3 juillet 2018

Contribution du développement international : essais randomisés contrôlés et cartographie des incidences

 

Résumé : Les acteurs du développement international ont un grand intérêt à connaître l’impact de leurs interventions. Le domaine propose une grande diversité d’approches. Certains économistes du développement proposent d’établir l’impact d’une intervention en recourant à des méthodes expérimentales.

Les pratiques d’évaluation développées en Occident, aux États-Unis en particulier, notamment pour de grands projets d’infrastructures, se sont rapidement étendues dans le domaine du développement international qui était alors également en expansion à travers notamment les activités de la Banque mondiale. Les modèles économiques comme l’ACA et les études d’impacts (social impact assessments tels que définis par l’IAIA, voir section suivante de la ligne du temps) se sont ainsi déployées à travers le monde.

De plus en plus, on a cherché non pas uniquement à mitiger les impacts potentiellement négatifs, mais surtout à maximiser les impacts positifs.
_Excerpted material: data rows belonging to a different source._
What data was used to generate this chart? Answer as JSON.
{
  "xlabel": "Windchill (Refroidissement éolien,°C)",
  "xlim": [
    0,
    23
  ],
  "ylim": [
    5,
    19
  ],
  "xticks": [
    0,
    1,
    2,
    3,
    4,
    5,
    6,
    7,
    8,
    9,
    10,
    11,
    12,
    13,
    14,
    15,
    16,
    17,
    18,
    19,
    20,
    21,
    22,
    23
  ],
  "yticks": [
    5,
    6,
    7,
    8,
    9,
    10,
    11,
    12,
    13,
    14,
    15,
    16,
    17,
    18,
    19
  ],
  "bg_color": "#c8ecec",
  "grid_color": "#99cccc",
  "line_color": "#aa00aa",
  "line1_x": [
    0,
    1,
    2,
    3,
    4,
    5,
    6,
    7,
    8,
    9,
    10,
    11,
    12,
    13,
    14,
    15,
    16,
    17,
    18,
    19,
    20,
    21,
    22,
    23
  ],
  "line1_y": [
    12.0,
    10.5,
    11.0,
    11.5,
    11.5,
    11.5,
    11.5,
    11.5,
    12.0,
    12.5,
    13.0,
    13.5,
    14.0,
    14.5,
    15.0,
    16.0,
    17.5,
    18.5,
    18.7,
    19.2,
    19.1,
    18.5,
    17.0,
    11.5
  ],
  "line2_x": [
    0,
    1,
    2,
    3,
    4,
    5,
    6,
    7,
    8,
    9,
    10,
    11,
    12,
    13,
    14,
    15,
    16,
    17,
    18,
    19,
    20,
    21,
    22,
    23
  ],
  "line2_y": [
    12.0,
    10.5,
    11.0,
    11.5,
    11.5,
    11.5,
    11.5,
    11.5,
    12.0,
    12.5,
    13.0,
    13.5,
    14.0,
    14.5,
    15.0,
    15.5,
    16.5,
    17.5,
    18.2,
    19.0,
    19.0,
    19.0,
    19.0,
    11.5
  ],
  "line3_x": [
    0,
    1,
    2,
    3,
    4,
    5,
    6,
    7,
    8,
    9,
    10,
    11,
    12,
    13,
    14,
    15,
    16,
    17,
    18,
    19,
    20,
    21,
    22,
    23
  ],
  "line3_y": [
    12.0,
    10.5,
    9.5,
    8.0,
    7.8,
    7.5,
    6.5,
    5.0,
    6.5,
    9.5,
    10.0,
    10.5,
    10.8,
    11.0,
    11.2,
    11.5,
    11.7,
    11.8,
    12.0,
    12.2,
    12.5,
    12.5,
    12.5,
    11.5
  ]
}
Pour établir si une intervention génère les résultats escomptés, certains économistes du développement recommandent de recourir à des approches expérimentales inspirées du milieu des sciences (Banerjee et Duflo, 2009). La notion d’impact, beaucoup plus « quantitative », est alors abordée de manière rétrospective avec pour objectif d’établir des liens de causalité. L’ouvrage de la Banque mondiale définit l’évaluation d’impact de la manière suivante :

Évaluation d’impact. Une évaluation d’impact est une évaluation qui tente d’établir un lien causal entre un programme et des indicateurs de résultats. Une évaluation d’impact tente de savoir si le programme est directement responsable de changements dans les indicateurs de résultats à l’étude. Se différencie de l’évaluation de processus. (Gertler et Banque mondiale, 2011, p. 232)

C’est probablement dans le domaine du développement international que les méthodes déployées se sont le plus rapprochées de l’idéal d’une mesure d’impact social définie comme l’établissement de la preuve d’un lien de causalité entre une intervention et un résultat observé. En effet, ces grandes interventions financées par des fonds philanthropiques (privés ou publics) accordent une plus grande attention à l’utilisation d’un « contrefactuel » convaincant, que ce soit en déployant des méthodes de type essai randomisé contrôlé, de l’anglais randomized controlled trial (RCT) ou d’autres designs quasi expérimentaux qui s’en approchent.

Des questions sur la désirabilité et la faisabilité de cette vision de la mesure d’impact social sont régulièrement soulevées. Ainsi, au début des années 2000, des auteurs associés au Centre de recherches pour le développement international (CRDI) (Mayne, 2001) ont argumenté qu’il était plus raisonnable, plutôt que de parler d’impact au sens de preuve d’un lien de causalité entre une action et un effet, de parler d’une association plausible telle qu’une « personne raisonnable serait d’accord pour dire, à partir des preuves et arguments, que le programme a contribué de manière importante au résultat observé » (Mayne, 2012). Ainsi est né l’analyse de la contribution ainsi que la méthode de cartographie des incidences (outcome mapping), à laquelle se réfère une communauté assez importante d’évaluateurs dans les pays en développement.

Vingts ans plus tard, alors que les co-fondateurs du Abdul Latif Jameel Poverty Action Lab (J-PAL) ont reçu le prix de la Banque de Suède 2019 en sciences économiques en mémoire d’Alfred Nobel pour “leur approche expérimentale de la réduction de la pauvreté mondiale” (J-PAL, 2019), tout indique que ce débat sur le niveau de preuve attendu lorsqu’on parle d’impact est loin d’être clos (voir la section Prouver l’impact ? Causalité, attribution et contribution). Peu importe notre avis sur la question, ces débats sont pertinents dans la mesure où ils définissent la conception qu’on se fait du sujet de la mesure d’impact social aujourd’hui.


Références

Banerjee, A. V. et Duflo, E. (2009). L’approche expérimentale en économie du développement. Revue d’économie politique, 119(5), 691. doi:10.3917/redp.195.0691

Gertler, P. et Banque mondiale. (2011). L’évaluation d’impact en pratique. Washington, D. C. : Banque mondiale.

J-PAL. (2019, 10 Décembre). The 2019 Nobel Prize-winning scientific movement that can transform US policymaking. Abdul Latif Jameel Poverty Action Lab (J-PAL). https://www.povertyactionlab.org/blog/12-10-19/2019-nobel-prize-winning-scientific-movement-can-transform-us-policymaking

Mayne, J. (2001). Addressing attribution through contribution analysis: using performance measures sensibly. The Canadian journal of program evaluation, 16(1), 1.

Mayne, J. (2012). Contribution analysis: Coming of age? Evaluation, 18(3), 270–280.